Quant à la lenteur de la réaction communale, à l’origine de la grève des cafetiers, Jean Spinette répond comprendre que les commerçants aient eu ce sentiment. Un phénomène nouveau est apparu à l’occasion des troubles sur le Parvis, explique-t-il : « À côté des populations fragilisées et en détresse que nous avons l’habitude de côtoyer, se sont ajoutés quelques individus qui ont commis des actes particulièrement violents, dont certains relèvent de la justice pénale, ce qui n’était pas le cas auparavant. »

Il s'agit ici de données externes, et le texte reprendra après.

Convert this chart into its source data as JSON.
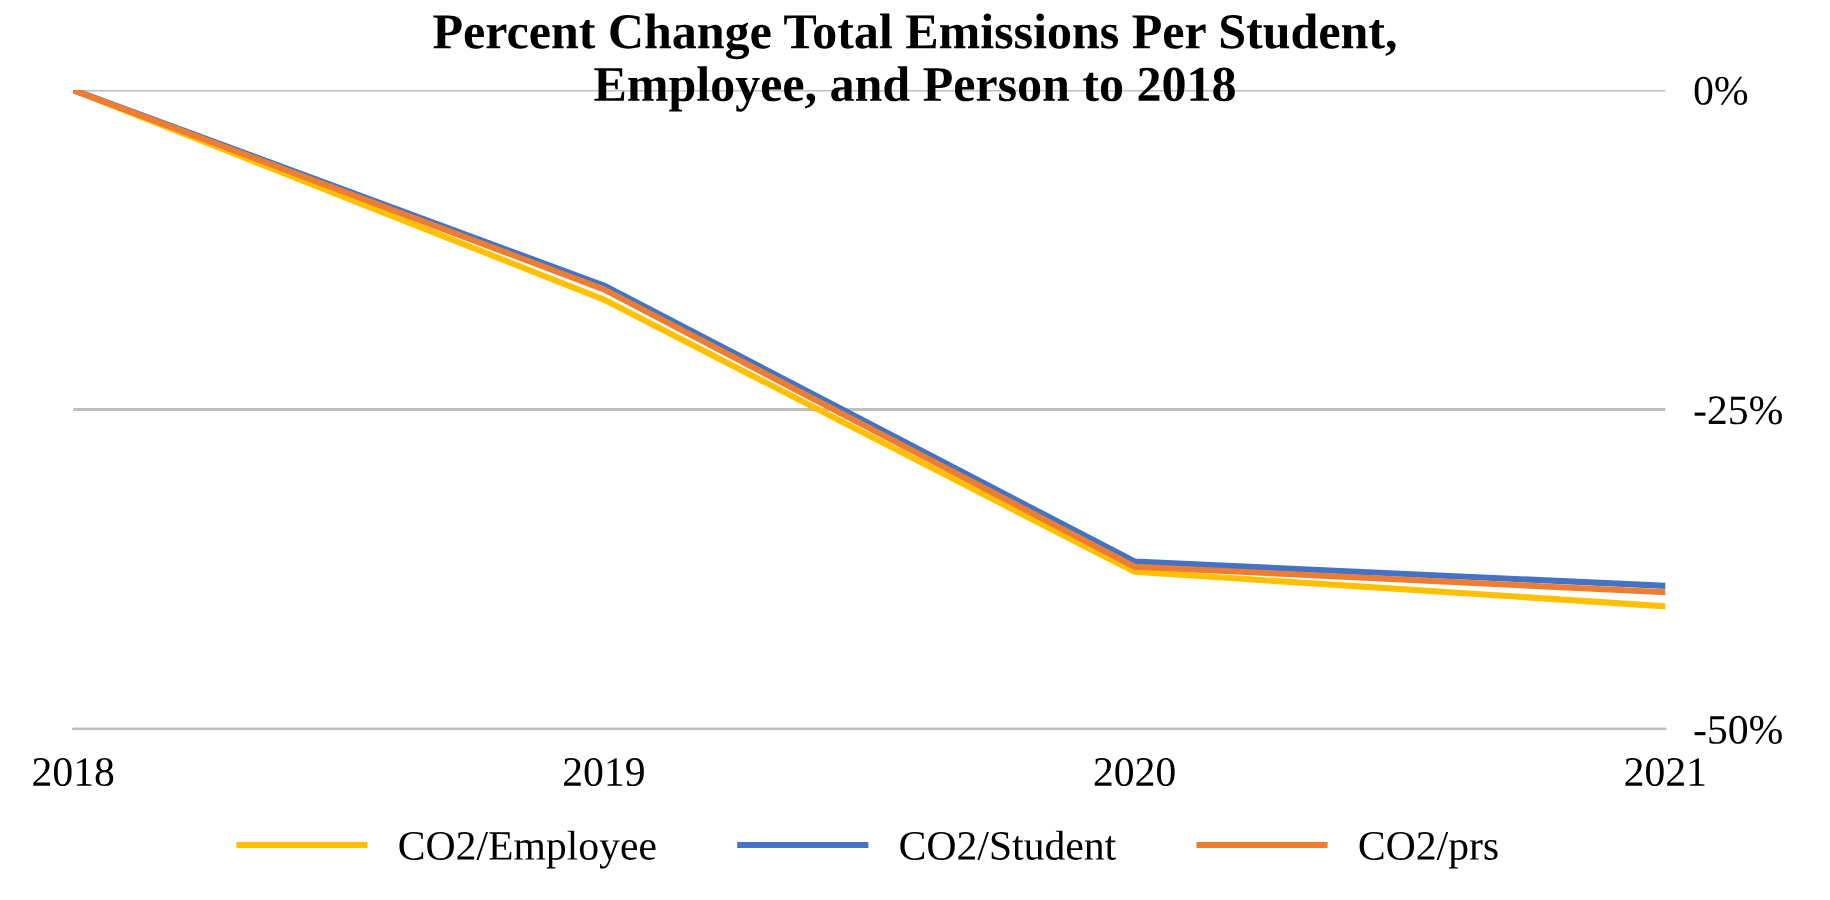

En outre, les forces de polices envoyées en intervention ont été confrontées à une réaction d’opposition de citoyens saint-gillois et usagers des terrasses, « qui se sont insurgés contre la police et la légitimité de son action. Cela met à mal l’action de la police », explique l’élu. Conséquence : mise en cause dans sa légitimité, et dans un contexte où les conditions d’intervention ne sont pas garanties, la police n’est plus intervenue.
Quelle solution ?
Plusieurs intervenants ont appellé à une réunion de tous les responsables liés à ce dossier : commune, mais aussi Cocom, ministres de la Santé, bruxellois (Alain Maron – Ecolo), et fédéral (Frank Vandenbroucke – Vooruit). « Nous avons pu nous écouter et nous parler, c’est déjà une réussite », commente Manuel Abramowicz, qui conclut : « Ce n’est effectivement pas au niveau communal que les choses vont se résoudre. La commune doit maintenant aller, main dans la main avec les riverains et les commerçants, vers les pouvoirs compétents à d’autres niveaux. La question dépasse le seul cas du Parvis de Saint-Gilles. ».